I came here with a similar idea as other people who have reached this point. I think the reason we believe pubsuffix.js is the culprit for a lot of memory is that we see it multiple times within a heapdump analysis. For our application this is entirely caused by the fact that a lot of major NPM packages include tough-cookie (by way of request) and each one loads it's own version of pubsuffix due to node_modules dependency model. Collectively they add up. In newer versions of NPM this is resolved using npm dedupe which is now the standard with npm install which causes each package to be installed at the highest level it can according to the tag associated with each module.

[coty-crg]

Adding to this. In Node v0.12.7, my app has a huge memory leak. After a few minutes of a few thousand people hitting it it will die from memory consumption. Node-inspector lead me to pubsuffix.js, which led me to this page. If I hit any route, including one serving static content through express, the memory leak occurs.

I upgraded to Node v4.x and I don't see the problem, which is weird. Hopefully this helps narrow down the issue.

[bradisbell]

I upgraded to Node v4.x and I don't see the problem, which is weird. Hopefully this helps narrow down the issue.

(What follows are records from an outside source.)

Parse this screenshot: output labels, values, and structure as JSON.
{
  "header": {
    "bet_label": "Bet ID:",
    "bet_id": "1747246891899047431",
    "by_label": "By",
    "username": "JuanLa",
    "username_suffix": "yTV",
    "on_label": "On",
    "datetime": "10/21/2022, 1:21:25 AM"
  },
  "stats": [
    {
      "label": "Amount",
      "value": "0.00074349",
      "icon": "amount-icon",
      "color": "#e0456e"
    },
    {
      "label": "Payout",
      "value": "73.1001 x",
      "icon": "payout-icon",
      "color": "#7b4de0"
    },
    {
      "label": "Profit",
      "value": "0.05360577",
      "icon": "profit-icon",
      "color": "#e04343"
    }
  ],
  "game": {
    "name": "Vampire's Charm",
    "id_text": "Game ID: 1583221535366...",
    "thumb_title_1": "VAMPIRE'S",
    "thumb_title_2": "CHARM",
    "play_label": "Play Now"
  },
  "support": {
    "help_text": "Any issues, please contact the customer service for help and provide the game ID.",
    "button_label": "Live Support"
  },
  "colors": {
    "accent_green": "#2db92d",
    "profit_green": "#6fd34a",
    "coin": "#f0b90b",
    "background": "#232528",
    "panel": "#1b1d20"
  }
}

For me in either Node v4.2.2 or v0.12.7, I have the exact same problem with a ton of repeated memory consumption by pubsuffix.js. Memory usage is comparable for both versions.

[luanmuniz]

Hi Guys, sorry that took so long to respond here.
Just by upgrading from v0.10.28 to v4.2.1 the problem is gone.
Just so you guys can see, this is the memwatch diff for v.10.28

{ before:
   { nodes: 67533,
     time: Wed Nov 18 2015 09:47:34 GMT-0200 (BRST),
     size_bytes: 9585920,
     size: '9.14 mb' },
  after:
   { nodes: 4031655,
     time: Wed Nov 18 2015 09:51:45 GMT-0200 (BRST),
     size_bytes: 669053552,
     size: '638.06 mb' },
  change:
   { size_bytes: 659467632,
     size: '628.92 mb',
     freed_nodes: 6706,
     allocated_nodes: 3970828,
     details: [...] } }
{ what: 'Array',
  size_bytes: 127078160,
  size: '121.19 mb',
  '+': 342345,
  '-': 2106 }
{ what: 'Buffer',
  size_bytes: 2783760,
  size: '2.65 mb',
  '+': 57995,
  '-': 0 }
{ what: 'BufferList',
  size_bytes: 112,
  size: '112 bytes',
  '+': 1,
  '-': 0 }
{ what: 'Caseless',
  size_bytes: 192,
  size: '192 bytes',
  '+': 2,
  '-': 0 }

And this is for v4.2.1

{ before: { nodes: 78877, size_bytes: 11975308, size: '11.42 mb' },
  after: { nodes: 79333, size_bytes: 11867820, size: '11.32 mb' },
  change:
   { size_bytes: -107488,
     size: '-104.97 kb',
     freed_nodes: 5604,
     allocated_nodes: 6060,
     details: [...] } }
{ what: 'Array',
  size_bytes: 123608,
  size: '120.71 kb',
  '+': 2321,
  '-': 1941 }
{ what: 'ArrayBuffer',
  size_bytes: 0,
  size: '0 bytes',
  '+': 1,
  '-': 1 }
{ what: 'Closure',
  size_bytes: 6696,
  size: '6.54 kb',
  '+': 108,
  '-': 15 }
{ what: 'Code',
  size_bytes: -427904,
  size: '-417.88 kb',
  '+': 918,
  '-': 1432 }

This is the same application, the only difference is the node version and i had to use memwatch-next in v4.2.1

[ianpogi5]

@luanmuniz were you able to deploy in production? how? as of today's release, Meteor 1.3 only supports node v0.10.41. Deploying to a node 4.x.x or higher will result to a fibers@1.0.5 dependency error.

[luanmuniz]

@ianpogi5 The module i was using was request but now i'm using got in replacement.
https://www.npmjs.com/package/got

got doesn't use this module, so this problem does not exist there.

[rfink]

Having this issue as well - node 4.2.4, also node 4.4.7

[marko-jankovic]

I have the same problem in v6.6.0.

What is the purpose of pubsuffix and why you need to use 8k domains such as: google, yahoo, yandex, zipoo??? amazon etc.

Thank you!

[stash-sfdc]

@marko-jankovic the use of public suffixes is important for security. Without them, different domains could alter each others cookies.

[yocontra]

Can that file be imported lazily so its only using memory when it is actually needed (when either permuteDomain or getPublicSuffix are called)? This should be a really straightforward fix IMO, unless I'm missing something it seems like you can avoid loading it in most cases. This is a common pattern for things like this.

[stash]

tough-cookie moved to psl so probably this isn't an issue anymore. If it is, perhaps this is an improvement that could be made to psl itself?